Hastalığa karşı davranış
Hastalık geldiği zaman onu yok etmeye çalışıyoruz. Geri plandaki sebepleri araştırmayı unutuyoruz. Olayları akışa bırakmayı bilmeliyiz. Gelen o küçük hastalık (ateş vb.) büyük hastalıkları önleyebilecektir. Mesela yüksek ateş sifilis mikrobunu yok ediyor. Chamolu’nun [Güney Amerika’lı bir şaman] dediği gibi doğaya karşı müdahale ile değil, doğayla iç içe, aynı yönde davranabilsek geleni görebileceğiz.
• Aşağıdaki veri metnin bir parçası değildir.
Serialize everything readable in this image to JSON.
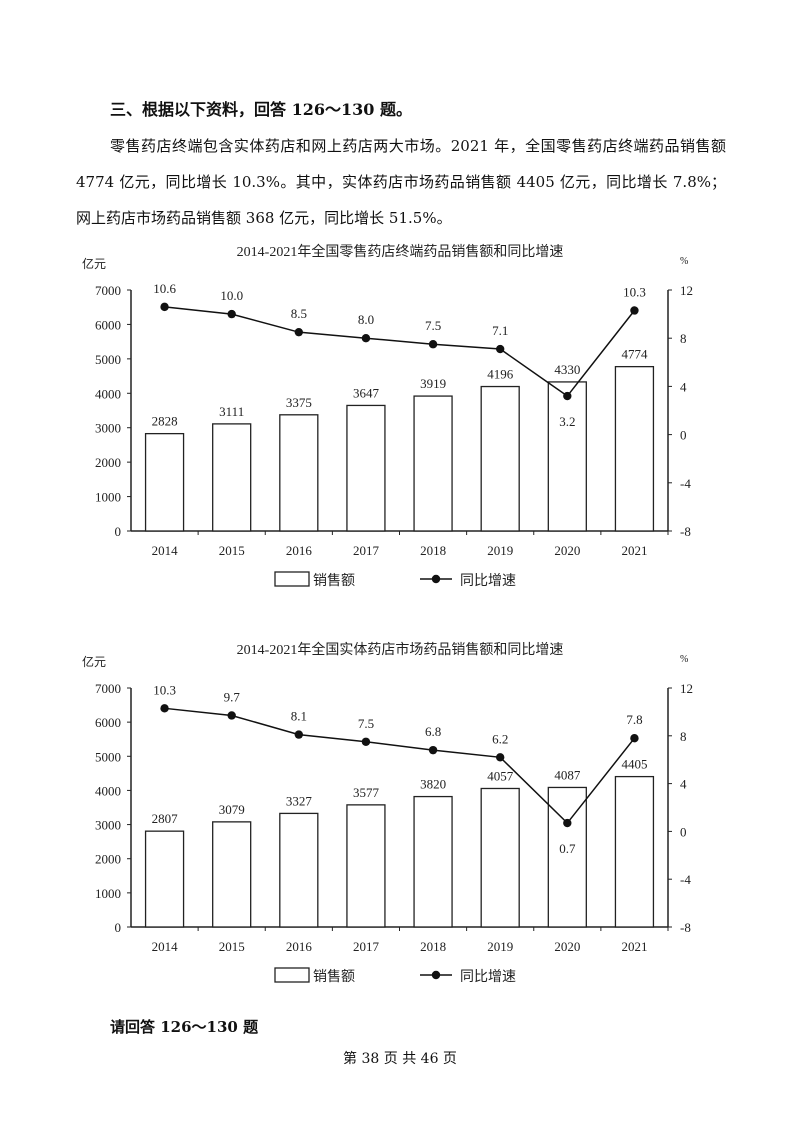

Dervişe yakışan, olan olumsuzluklara “tüh” dememek, yapacağını yapmaktır.
Saadet nedir? Olana şikayet etmemek, ağır işlerine rıza, ıslah edilmesine gayret.
Derviş
Derviş, kapı eşiği anlamındadır. Mahfviyetkârdır, herkes üzerimden geçebilir anlayışındadır. Ancak ona saygıdan üzerine basılmaz. Üzerinden atlanır. Dervişlikte yarış vardır. Tevazuda yarıştır bu. Yoklukta varlık. Filibeli Ahmet Hilmi’nin Amak- Hayal kitabında, “bende hiç bir şey yok” diyor. Önce bunu teoride kabul ediyor. Benden ortaya çıkan Allah var, anlayışı ile hakikata ulaşılıyor. Ve bu hal her an yaşanır hale gelir. Her an salatta olmak gibidir.
La ikrahe fiddin [Bakara, 256]: dinde zorlama yoktur. Herhangi bir kişiyi niye namaz kılmıyorsun, diyerek suçlamak yoktur. Belki o kişi daimi namazda olabilir. Dervişe yakışan herkesi eren görmektir. İrşat görevi istisna! Bazı temellere inanmak için ihtiyacımız var. Ya biz yaşayacağız, ya da güvenilir insanların yaşadıklarına bağlantı kurulacak. Bu bizimle inanmayan insanlar arasında kalkan vazifesi görür.
Kişi, kendi yaşadıklarını irşat için başkalarına anlatabilir!